Raskin, now at Duke University, is concerned because the banks cited their lending to energy companies as proof they are not hostile to fossil fuel in official letters to the state of Texas earlier this year. The Texas comptroller Glenn Hegar then left them off the official list of financial institutions that the state has earmarked for divestment. BlackRock and nine European asset managers and banks were not so lucky.

Current lending levels will effectively become a “floor” for future loans for fear of angering Texas and other conservative states that have enacted laws targeting investing based on environmental, social and governance factors, Raskin said. “These laws are, in essence, forced fossil fuel financing laws,” she said.

“We could see a decoupling of underwriting from risk management,” she said. “Corners will be cut and, if examiners don’t notice, this then can become a financial stability problem. It’s not just going to happen at one large bank; it could be the same dynamic with many of them.

“The cocktail of loose underwriting, coupled with inappropriate pricing, insufficient insurance and collateralisation, isn’t a particularly tasty one when you have missing the ingredient of internal risk management processes.”

Bank supervisors at the regional Fed banks, the Federal Deposit Insurance Corporation and the Office of the Comptroller of the Currency “have got to kick the tyres on what these laws could do. Without that, banks could find themselves running haphazardly,” she said.

There is precedent for Raskin’s concerns. In 1984, Continental Illinois became what was then the largest US bank rescue largely because of its exposure to bad oil and gas loans made during the 1970s and 1980s energy boom in Texas and Oklahoma. Lending standards were relaxed during the run up in oil prices and Continental Illinois failed to react when prices started to fall in 1981.

Anti-ESG pressure is already starting to affect the way some banks are addressing climate change. Mark Carney, the former Bank of England governor, conceded last week that tough new targets on coal funding being proposed by a UN-led emissions standards body had been rolled back after banks objected to them over fears they would be sued.

Raskin said there is a risk that regulators will exacerbate the dangers posed by the anti-ESG laws if they fail to focus on their impact on risk management. “The examiners’ first instinct is to not see the underlying dangers to risk management because they will see these laws as politically motivated. Any law these days related to climate is one that examiners will note and then run the other way,” she said.
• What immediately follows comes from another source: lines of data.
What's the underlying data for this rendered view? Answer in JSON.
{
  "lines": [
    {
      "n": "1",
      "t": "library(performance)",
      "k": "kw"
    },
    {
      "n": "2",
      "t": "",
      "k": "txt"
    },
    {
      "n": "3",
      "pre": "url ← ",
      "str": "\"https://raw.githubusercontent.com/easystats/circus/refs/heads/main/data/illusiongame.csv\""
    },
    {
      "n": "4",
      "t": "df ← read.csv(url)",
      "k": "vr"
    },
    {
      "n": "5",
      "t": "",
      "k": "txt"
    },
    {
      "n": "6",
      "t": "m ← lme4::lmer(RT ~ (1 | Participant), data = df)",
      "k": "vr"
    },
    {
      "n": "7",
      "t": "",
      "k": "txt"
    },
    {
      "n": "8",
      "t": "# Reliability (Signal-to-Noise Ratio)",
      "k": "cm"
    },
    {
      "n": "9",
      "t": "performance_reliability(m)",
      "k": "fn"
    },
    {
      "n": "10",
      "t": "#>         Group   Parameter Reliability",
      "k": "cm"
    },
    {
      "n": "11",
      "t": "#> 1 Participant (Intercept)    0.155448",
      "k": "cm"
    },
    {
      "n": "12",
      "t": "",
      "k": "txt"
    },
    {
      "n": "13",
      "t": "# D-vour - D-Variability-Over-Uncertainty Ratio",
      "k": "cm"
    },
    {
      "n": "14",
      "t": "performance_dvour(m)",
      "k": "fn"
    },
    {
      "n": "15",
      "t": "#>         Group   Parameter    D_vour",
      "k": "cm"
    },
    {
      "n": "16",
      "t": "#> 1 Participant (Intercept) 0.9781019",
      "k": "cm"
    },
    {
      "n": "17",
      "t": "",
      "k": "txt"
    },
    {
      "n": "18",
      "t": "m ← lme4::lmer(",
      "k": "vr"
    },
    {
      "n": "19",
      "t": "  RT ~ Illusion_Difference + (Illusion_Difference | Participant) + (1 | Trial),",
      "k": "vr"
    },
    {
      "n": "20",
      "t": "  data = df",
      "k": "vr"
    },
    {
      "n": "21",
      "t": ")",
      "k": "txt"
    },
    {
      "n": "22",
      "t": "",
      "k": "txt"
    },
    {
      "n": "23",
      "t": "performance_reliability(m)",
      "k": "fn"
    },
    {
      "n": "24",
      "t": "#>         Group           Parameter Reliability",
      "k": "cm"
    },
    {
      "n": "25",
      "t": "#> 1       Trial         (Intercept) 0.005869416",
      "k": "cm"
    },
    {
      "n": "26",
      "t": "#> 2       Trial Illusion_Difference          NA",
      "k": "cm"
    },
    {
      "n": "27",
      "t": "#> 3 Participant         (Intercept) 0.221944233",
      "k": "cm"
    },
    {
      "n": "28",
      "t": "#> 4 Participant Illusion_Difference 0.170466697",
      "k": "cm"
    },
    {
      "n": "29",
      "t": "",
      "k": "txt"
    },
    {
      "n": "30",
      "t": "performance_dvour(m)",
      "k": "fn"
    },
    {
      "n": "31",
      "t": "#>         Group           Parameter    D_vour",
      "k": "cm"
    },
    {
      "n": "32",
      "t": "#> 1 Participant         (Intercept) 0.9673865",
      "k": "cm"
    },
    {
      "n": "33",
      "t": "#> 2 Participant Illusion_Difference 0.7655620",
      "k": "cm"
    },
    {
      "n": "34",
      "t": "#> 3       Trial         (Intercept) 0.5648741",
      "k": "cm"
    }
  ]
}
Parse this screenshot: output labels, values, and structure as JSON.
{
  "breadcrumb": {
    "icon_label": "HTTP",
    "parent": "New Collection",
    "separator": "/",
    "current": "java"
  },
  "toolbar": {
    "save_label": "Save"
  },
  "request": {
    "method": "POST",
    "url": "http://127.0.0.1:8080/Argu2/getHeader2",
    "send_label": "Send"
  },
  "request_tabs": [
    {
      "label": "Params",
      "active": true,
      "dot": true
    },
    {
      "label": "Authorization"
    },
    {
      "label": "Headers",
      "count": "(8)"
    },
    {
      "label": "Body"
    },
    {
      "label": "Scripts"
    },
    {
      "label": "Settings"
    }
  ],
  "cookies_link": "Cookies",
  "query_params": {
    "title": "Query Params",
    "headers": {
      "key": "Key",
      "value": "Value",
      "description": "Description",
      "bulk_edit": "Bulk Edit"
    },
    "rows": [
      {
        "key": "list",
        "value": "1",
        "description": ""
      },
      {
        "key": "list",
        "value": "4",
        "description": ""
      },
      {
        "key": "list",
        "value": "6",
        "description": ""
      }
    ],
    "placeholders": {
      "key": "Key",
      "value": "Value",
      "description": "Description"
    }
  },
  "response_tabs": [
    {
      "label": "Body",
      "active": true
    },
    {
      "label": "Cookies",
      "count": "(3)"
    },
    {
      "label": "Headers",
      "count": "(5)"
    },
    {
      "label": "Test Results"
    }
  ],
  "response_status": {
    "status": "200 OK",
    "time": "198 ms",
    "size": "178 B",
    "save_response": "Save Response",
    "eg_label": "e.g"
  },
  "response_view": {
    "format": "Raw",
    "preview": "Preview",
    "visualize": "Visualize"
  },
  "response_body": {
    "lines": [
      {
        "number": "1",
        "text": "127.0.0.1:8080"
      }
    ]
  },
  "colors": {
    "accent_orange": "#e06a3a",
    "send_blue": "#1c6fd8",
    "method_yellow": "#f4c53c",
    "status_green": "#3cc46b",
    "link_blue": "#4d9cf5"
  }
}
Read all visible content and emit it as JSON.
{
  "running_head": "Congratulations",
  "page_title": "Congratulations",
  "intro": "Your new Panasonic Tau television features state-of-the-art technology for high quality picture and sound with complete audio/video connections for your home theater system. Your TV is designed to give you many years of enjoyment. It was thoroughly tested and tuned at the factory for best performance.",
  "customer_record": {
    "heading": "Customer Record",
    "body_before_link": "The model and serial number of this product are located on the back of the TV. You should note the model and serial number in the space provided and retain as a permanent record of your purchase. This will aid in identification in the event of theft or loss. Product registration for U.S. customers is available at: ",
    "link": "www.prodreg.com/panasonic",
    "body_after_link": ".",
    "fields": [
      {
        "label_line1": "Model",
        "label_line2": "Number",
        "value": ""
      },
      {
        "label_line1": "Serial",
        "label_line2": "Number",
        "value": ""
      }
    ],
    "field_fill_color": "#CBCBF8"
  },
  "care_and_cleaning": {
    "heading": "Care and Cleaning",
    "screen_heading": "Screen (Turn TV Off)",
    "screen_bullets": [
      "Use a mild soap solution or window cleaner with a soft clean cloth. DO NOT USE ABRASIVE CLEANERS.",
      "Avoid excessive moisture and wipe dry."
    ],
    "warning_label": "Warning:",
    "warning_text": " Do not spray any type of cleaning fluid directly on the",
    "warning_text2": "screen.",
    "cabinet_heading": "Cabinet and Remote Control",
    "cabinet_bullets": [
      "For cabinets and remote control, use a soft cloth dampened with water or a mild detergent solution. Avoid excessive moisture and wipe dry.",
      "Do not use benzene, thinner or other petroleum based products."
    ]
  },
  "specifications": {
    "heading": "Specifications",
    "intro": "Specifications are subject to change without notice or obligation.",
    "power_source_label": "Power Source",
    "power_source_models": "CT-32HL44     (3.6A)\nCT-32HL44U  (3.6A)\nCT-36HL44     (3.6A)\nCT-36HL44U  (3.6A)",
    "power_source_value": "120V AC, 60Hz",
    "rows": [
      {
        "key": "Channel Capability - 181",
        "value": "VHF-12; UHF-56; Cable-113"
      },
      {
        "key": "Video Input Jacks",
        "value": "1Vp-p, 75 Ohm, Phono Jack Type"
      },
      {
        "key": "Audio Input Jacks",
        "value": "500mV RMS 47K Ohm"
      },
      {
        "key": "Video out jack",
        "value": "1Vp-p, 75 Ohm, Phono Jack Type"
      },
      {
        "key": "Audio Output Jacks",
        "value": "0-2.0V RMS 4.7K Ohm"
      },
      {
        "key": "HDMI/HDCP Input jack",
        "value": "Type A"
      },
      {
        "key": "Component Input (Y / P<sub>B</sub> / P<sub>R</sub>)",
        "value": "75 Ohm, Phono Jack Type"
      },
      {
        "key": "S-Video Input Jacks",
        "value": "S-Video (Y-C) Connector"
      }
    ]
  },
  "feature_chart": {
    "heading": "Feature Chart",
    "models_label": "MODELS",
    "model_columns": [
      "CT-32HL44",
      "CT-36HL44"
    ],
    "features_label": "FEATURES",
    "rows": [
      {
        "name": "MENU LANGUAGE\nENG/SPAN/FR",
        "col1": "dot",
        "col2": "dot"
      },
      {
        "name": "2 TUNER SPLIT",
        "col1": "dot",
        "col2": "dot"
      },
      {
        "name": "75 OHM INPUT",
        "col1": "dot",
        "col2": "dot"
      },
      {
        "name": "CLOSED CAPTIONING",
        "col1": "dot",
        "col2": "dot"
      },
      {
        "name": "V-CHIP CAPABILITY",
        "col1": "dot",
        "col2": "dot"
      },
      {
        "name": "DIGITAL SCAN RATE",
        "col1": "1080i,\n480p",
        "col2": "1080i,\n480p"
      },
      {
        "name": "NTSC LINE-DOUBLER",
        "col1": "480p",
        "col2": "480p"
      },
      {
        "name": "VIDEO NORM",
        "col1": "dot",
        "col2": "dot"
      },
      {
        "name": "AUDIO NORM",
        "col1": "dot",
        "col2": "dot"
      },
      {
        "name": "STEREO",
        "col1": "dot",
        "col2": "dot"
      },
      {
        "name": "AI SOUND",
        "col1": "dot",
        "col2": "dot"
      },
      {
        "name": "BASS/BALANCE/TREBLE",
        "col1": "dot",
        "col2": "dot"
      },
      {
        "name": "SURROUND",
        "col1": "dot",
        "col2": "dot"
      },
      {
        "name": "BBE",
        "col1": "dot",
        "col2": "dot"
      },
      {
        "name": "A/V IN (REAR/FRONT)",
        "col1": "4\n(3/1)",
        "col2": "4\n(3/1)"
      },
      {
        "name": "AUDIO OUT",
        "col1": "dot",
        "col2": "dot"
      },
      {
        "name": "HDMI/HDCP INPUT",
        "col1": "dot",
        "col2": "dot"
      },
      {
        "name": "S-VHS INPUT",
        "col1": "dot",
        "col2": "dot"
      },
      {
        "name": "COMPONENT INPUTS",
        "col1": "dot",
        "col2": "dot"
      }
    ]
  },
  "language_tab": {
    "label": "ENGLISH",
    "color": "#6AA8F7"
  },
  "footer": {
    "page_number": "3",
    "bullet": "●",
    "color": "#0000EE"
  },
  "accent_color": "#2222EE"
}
The Fed is starting to delve into the financial risks posed by climate change. It announced last week that the six largest US banks — Bank of America, Citigroup, Goldman Sachs, JPMorgan Chase, Morgan Stanley, and Wells Fargo — will participate in a pilot programme that will allow regulators to measure the impact of various climate scenarios on specific portfolios and business lines.

Michael Barr, who replaced Raskin as Joe Biden’s pick to lead supervisory matters at the Fed, said in his first public remarks since assuming that role that the central bank’s “mandate in this area is important, but narrow, focused on our supervisory responsibilities and our role in promoting a safe and stable financial system”.

For Raskin, the Fed’s congressionally mandated focus on achieving price stability and a healthy labour market does limit its ability to deal head-on with an issue like climate-related risks. But over time, the central bank will need to push further in that direction, she said.

“When it comes to these state laws, the federal regulators are not particularly well-disposed in evaluating them beyond something to comply with. It would be more effective to see a full-throated recognition of the essence of these laws, but the federal regulators tend to look for cover when it comes to issues that they perceive as political,” she said.

One area Raskin said the Fed should focus on is retooling its models as it relates not only to climate considerations, but also to broader shifts in the foundations of the economy owing to the pandemic.

“When you have these major dislocations in an economy, it’s a good opportunity to refresh,” she said. Regressions in models are based on past data and what we’re trying to do is model an economy that in several ways — including the effects of climate — may not be operating the way it has in the past.”